For instance: "If you're feeling overwhelmed by social media, and aren't sure what sites to be on, and what activities to do, I understand your concerns. Social media has a steep learning curve, especially with the technology, but I will walk you through the technology and provide a business plan that helps you determine what sites to be on and what activities to do." In this case, I've focused on the pain first, and the solution (and feature) second. I want my prospect to know that I understand the pain s/he feels, and that what I offer will take away that pain.

A feature will never tell a prospect about him/herself. The primary interest a prospect has is in him/herself. We are all a self-interested species. It's how we preserve ourselves. But if we want to reach a prospect, we have to put ourselves in that person's shoes and self-interest. What is it s/he will care about? Him/herself and solving his/her problems.

That's what a person thinks about before anything else. Will X service or product solve my problem and do the people offering it know my problem and care about solving it? A feature just tells the person that you want to sell him/her without finding out if s/he needs that feature.

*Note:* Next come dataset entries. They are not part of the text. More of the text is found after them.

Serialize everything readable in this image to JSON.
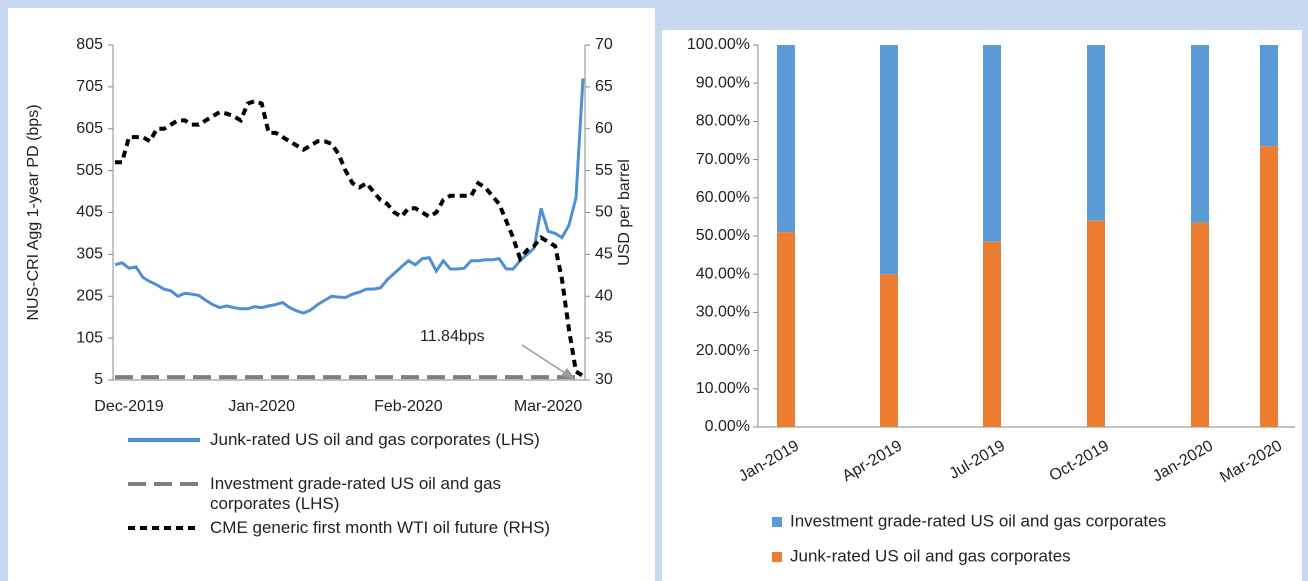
{
  "chart_data": [
    {
      "type": "line",
      "y_label": "NUS-CRI Agg 1-year PD (bps)",
      "y2_label": "USD per barrel",
      "annotation": "11.84bps",
      "categories": [
        null,
        null,
        "Dec-2019",
        null,
        null,
        null,
        null,
        null,
        null,
        null,
        null,
        null,
        null,
        null,
        null,
        null,
        null,
        null,
        null,
        null,
        null,
        "Jan-2020",
        null,
        null,
        null,
        null,
        null,
        null,
        null,
        null,
        null,
        null,
        null,
        null,
        null,
        null,
        null,
        null,
        null,
        null,
        null,
        null,
        "Feb-2020",
        null,
        null,
        null,
        null,
        null,
        null,
        null,
        null,
        null,
        null,
        null,
        null,
        null,
        null,
        null,
        null,
        null,
        null,
        null,
        "Mar-2020",
        null,
        null,
        null,
        null,
        null
      ],
      "ylim": [
        5,
        805
      ],
      "yticks": [
        5,
        105,
        205,
        305,
        405,
        505,
        605,
        705,
        805
      ],
      "y2lim": [
        30,
        70
      ],
      "y2ticks": [
        30,
        35,
        40,
        45,
        50,
        55,
        60,
        65,
        70
      ],
      "series": [
        {
          "name": "Junk-rated US oil and gas corporates (LHS)",
          "color": "#4f8fd6",
          "dash": "solid",
          "values": [
            280,
            285,
            272,
            275,
            250,
            240,
            232,
            222,
            218,
            205,
            212,
            210,
            207,
            195,
            185,
            178,
            182,
            178,
            175,
            175,
            180,
            178,
            182,
            185,
            190,
            178,
            170,
            165,
            172,
            185,
            195,
            205,
            203,
            202,
            210,
            215,
            222,
            222,
            225,
            245,
            260,
            275,
            290,
            280,
            295,
            297,
            265,
            290,
            270,
            270,
            272,
            290,
            290,
            292,
            292,
            295,
            270,
            270,
            290,
            305,
            320,
            415,
            360,
            355,
            345,
            375,
            440,
            725
          ]
        },
        {
          "name": "Investment grade-rated US oil and gas corporates (LHS)",
          "color": "#7f7f7f",
          "dash": "long",
          "values": [
            12,
            12,
            12,
            12,
            12,
            12,
            12,
            12,
            12,
            12,
            12,
            12,
            12,
            12,
            12,
            12,
            12,
            12,
            12,
            12,
            12,
            12,
            12,
            12,
            12,
            12,
            12,
            12,
            12,
            12,
            12,
            12,
            12,
            12,
            12,
            12,
            12,
            12,
            12,
            12,
            12,
            12,
            12,
            12,
            12,
            12,
            12,
            12,
            12,
            12,
            12,
            12,
            12,
            12,
            12,
            12,
            12,
            12,
            12,
            12,
            12,
            12,
            12,
            12,
            12,
            12,
            12,
            11.84
          ]
        },
        {
          "name": "CME generic first month WTI oil future (RHS)",
          "color": "#000000",
          "dash": "short",
          "axis": "y2",
          "values": [
            56,
            56,
            59,
            59,
            59,
            58.5,
            60,
            60,
            60.5,
            61,
            61,
            60.5,
            60.5,
            61,
            61.5,
            62,
            61.8,
            61.5,
            61,
            63,
            63.3,
            63,
            59.5,
            59.5,
            59,
            58.5,
            58,
            57.5,
            58,
            58.5,
            58.5,
            58.2,
            57,
            55,
            53.5,
            53,
            53.5,
            52.5,
            51.5,
            51,
            50,
            49.5,
            50.5,
            50.5,
            50,
            49.5,
            50,
            51.5,
            52,
            52,
            52,
            52,
            53.5,
            53,
            52,
            51,
            49,
            47,
            44.5,
            45.5,
            46,
            47,
            46.5,
            46,
            42,
            36,
            31,
            30.5
          ]
        }
      ]
    },
    {
      "type": "bar",
      "categories": [
        "Jan-2019",
        "Apr-2019",
        "Jul-2019",
        "Oct-2019",
        "Jan-2020",
        "Mar-2020"
      ],
      "ylim": [
        0,
        100
      ],
      "yticks": [
        {
          "value": 0,
          "label": "0.00%"
        },
        {
          "value": 10,
          "label": "10.00%"
        },
        {
          "value": 20,
          "label": "20.00%"
        },
        {
          "value": 30,
          "label": "30.00%"
        },
        {
          "value": 40,
          "label": "40.00%"
        },
        {
          "value": 50,
          "label": "50.00%"
        },
        {
          "value": 60,
          "label": "60.00%"
        },
        {
          "value": 70,
          "label": "70.00%"
        },
        {
          "value": 80,
          "label": "80.00%"
        },
        {
          "value": 90,
          "label": "90.00%"
        },
        {
          "value": 100,
          "label": "100.00%"
        }
      ],
      "stacked": true,
      "series": [
        {
          "name": "Investment grade-rated US oil and gas corporates",
          "color": "#5b9bd5",
          "values": [
            49,
            60,
            51.5,
            46,
            46.5,
            26.5
          ]
        },
        {
          "name": "Junk-rated US oil and gas corporates",
          "color": "#ed7d31",
          "values": [
            51,
            40,
            48.5,
            54,
            53.5,
            73.5
          ]
        }
      ]
    }
  ]
}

It's important to use negativity. Many businesses will shy away from discussing the negativity of the problems they solve, but pain (of any kind) is a negative experience that people want to resolve as soon as possible. Describing the problems you solve in terms of the pain it causes someone can tell people a lot about how you can benefit their lives or businesses. Pain is how we qualify the people we choose to work with.

The problems we encounter are what define our buying decisions, the majority of times, and this is true for people in general, so accordingly your business needs to talk about the pain and problems it resolves, as well as discussing how it resolves them.

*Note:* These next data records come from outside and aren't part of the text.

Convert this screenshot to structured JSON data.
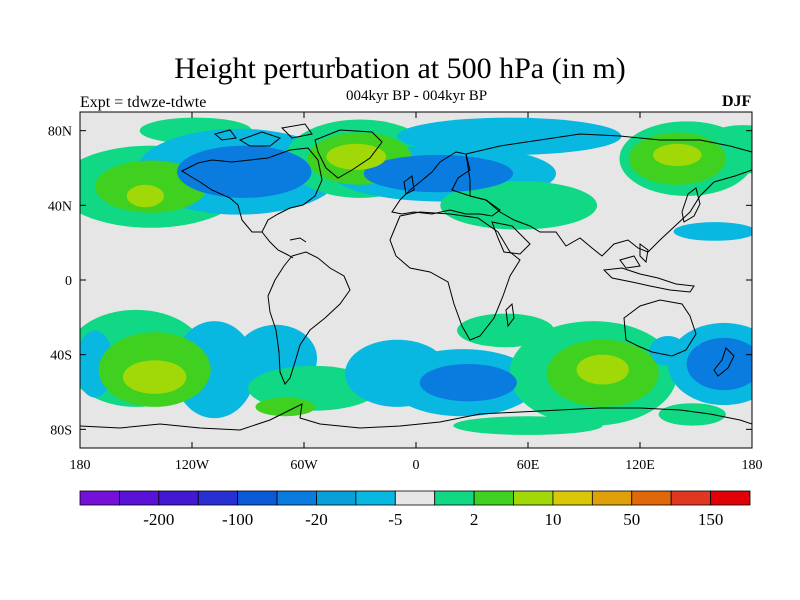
{
  "title": "Height perturbation at 500 hPa (in m)",
  "subtitle": "004kyr BP - 004kyr BP",
  "left_label": "Expt = tdwze-tdwte",
  "right_label": "DJF",
  "map": {
    "lon_range": [
      -180,
      180
    ],
    "lat_range": [
      -90,
      90
    ],
    "lat_ticks": [
      {
        "value": 80,
        "label": "80N"
      },
      {
        "value": 40,
        "label": "40N"
      },
      {
        "value": 0,
        "label": "0"
      },
      {
        "value": -40,
        "label": "40S"
      },
      {
        "value": -80,
        "label": "80S"
      }
    ],
    "lon_ticks": [
      {
        "value": -180,
        "label": "180"
      },
      {
        "value": -120,
        "label": "120W"
      },
      {
        "value": -60,
        "label": "60W"
      },
      {
        "value": 0,
        "label": "0"
      },
      {
        "value": 60,
        "label": "60E"
      },
      {
        "value": 120,
        "label": "120E"
      },
      {
        "value": 180,
        "label": "180"
      }
    ],
    "background_color": "#e6e6e6"
  },
  "colorbar": {
    "colors": [
      "#7510d8",
      "#5a12d8",
      "#4318d2",
      "#2830d4",
      "#0a5ad8",
      "#0a7ce0",
      "#08a0d8",
      "#08b8e0",
      "#e6e6e6",
      "#10d884",
      "#40d020",
      "#a0d808",
      "#d8c808",
      "#e0a008",
      "#e06808",
      "#e03820",
      "#e00008"
    ],
    "labels": [
      {
        "text": "-200",
        "after_index": 1
      },
      {
        "text": "-100",
        "after_index": 3
      },
      {
        "text": "-20",
        "after_index": 5
      },
      {
        "text": "-5",
        "after_index": 7
      },
      {
        "text": "2",
        "after_index": 9
      },
      {
        "text": "10",
        "after_index": 11
      },
      {
        "text": "50",
        "after_index": 13
      },
      {
        "text": "150",
        "after_index": 15
      }
    ]
  },
  "blobs": [
    {
      "lon": 175,
      "lat": 70,
      "rx": 24,
      "ry": 13,
      "level": 1
    },
    {
      "lon": 145,
      "lat": 65,
      "rx": 36,
      "ry": 20,
      "level": 1
    },
    {
      "lon": 140,
      "lat": 65,
      "rx": 26,
      "ry": 14,
      "level": 2
    },
    {
      "lon": 140,
      "lat": 67,
      "rx": 13,
      "ry": 6,
      "level": 3
    },
    {
      "lon": -142,
      "lat": 50,
      "rx": 50,
      "ry": 22,
      "level": 1
    },
    {
      "lon": -142,
      "lat": 50,
      "rx": 30,
      "ry": 14,
      "level": 2
    },
    {
      "lon": -145,
      "lat": 45,
      "rx": 10,
      "ry": 6,
      "level": 3
    },
    {
      "lon": -118,
      "lat": 80,
      "rx": 30,
      "ry": 7,
      "level": 1
    },
    {
      "lon": -95,
      "lat": 58,
      "rx": 55,
      "ry": 23,
      "level": -1
    },
    {
      "lon": -92,
      "lat": 58,
      "rx": 36,
      "ry": 14,
      "level": -2
    },
    {
      "lon": -30,
      "lat": 65,
      "rx": 40,
      "ry": 21,
      "level": 1
    },
    {
      "lon": -30,
      "lat": 65,
      "rx": 28,
      "ry": 14,
      "level": 2
    },
    {
      "lon": -32,
      "lat": 66,
      "rx": 16,
      "ry": 7,
      "level": 3
    },
    {
      "lon": 15,
      "lat": 57,
      "rx": 60,
      "ry": 15,
      "level": -1
    },
    {
      "lon": 12,
      "lat": 57,
      "rx": 40,
      "ry": 10,
      "level": -2
    },
    {
      "lon": 50,
      "lat": 77,
      "rx": 60,
      "ry": 10,
      "level": -1
    },
    {
      "lon": 55,
      "lat": 40,
      "rx": 42,
      "ry": 13,
      "level": 1
    },
    {
      "lon": 160,
      "lat": 26,
      "rx": 22,
      "ry": 5,
      "level": -1
    },
    {
      "lon": 48,
      "lat": -27,
      "rx": 26,
      "ry": 9,
      "level": 1
    },
    {
      "lon": -150,
      "lat": -42,
      "rx": 38,
      "ry": 26,
      "level": 1
    },
    {
      "lon": -140,
      "lat": -48,
      "rx": 30,
      "ry": 20,
      "level": 2
    },
    {
      "lon": -140,
      "lat": -52,
      "rx": 17,
      "ry": 9,
      "level": 3
    },
    {
      "lon": -172,
      "lat": -45,
      "rx": 10,
      "ry": 18,
      "level": -1
    },
    {
      "lon": -108,
      "lat": -48,
      "rx": 22,
      "ry": 26,
      "level": -1
    },
    {
      "lon": -75,
      "lat": -42,
      "rx": 22,
      "ry": 18,
      "level": -1
    },
    {
      "lon": -55,
      "lat": -58,
      "rx": 35,
      "ry": 12,
      "level": 1
    },
    {
      "lon": -70,
      "lat": -68,
      "rx": 16,
      "ry": 5,
      "level": 2
    },
    {
      "lon": -10,
      "lat": -50,
      "rx": 28,
      "ry": 18,
      "level": -1
    },
    {
      "lon": 25,
      "lat": -55,
      "rx": 40,
      "ry": 18,
      "level": -1
    },
    {
      "lon": 28,
      "lat": -55,
      "rx": 26,
      "ry": 10,
      "level": -2
    },
    {
      "lon": 95,
      "lat": -50,
      "rx": 45,
      "ry": 28,
      "level": 1
    },
    {
      "lon": 100,
      "lat": -50,
      "rx": 30,
      "ry": 18,
      "level": 2
    },
    {
      "lon": 100,
      "lat": -48,
      "rx": 14,
      "ry": 8,
      "level": 3
    },
    {
      "lon": 165,
      "lat": -45,
      "rx": 30,
      "ry": 22,
      "level": -1
    },
    {
      "lon": 165,
      "lat": -45,
      "rx": 20,
      "ry": 14,
      "level": -2
    },
    {
      "lon": 135,
      "lat": -38,
      "rx": 10,
      "ry": 8,
      "level": -1
    },
    {
      "lon": 60,
      "lat": -78,
      "rx": 40,
      "ry": 5,
      "level": 1
    },
    {
      "lon": 148,
      "lat": -72,
      "rx": 18,
      "ry": 6,
      "level": 1
    }
  ]
}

When you discuss the pain a person or business feels you, you also need to provide the solution, but the solution has to be situated in context to the pain. Telling you I develop social media business plans won't help you, unless I put into a context that you can relate to, namely the pain you are feeling because you don't have a social media plan and feel lost using the technology. That context turns a feature into a benefit, because it shows how that feature will actually solve the pain a person or business is feeling.

Ideally, you'll use the language your clients have used to describe their problems, as opposed to trying to come up with what you think they are saying. For example, the other day, I talked with a client and she mentioned that she was having trouble working on her business plan, especially the part where she  did a competition analysis. I listened to what she had to say about her problem and write it down, because chances are other people will say something similar and I can use that to identify if they need my services or the services of someone else.

There's one other element to consider with describing the benefits instead of the features. You need to listen to what people are saying about their problems and you need to care about them enough to help them solve their problems. We all want to make money, but just making money isn't enough. Caring about your clients will bring a level of service that goes above and beyond anything else you can offer.

To be able to help a client reach a place of empowerment and success is the ultimate goal of what you offer. Listening to your client's problems will help you discover what you can offer to them that will help them solve those problems. That will provide you the best understanding of how to create a benefit for your client, instead of a feature. A feature is about selling yourself, while a benefit is about demonstrating how you can help them improve their businesses or lives.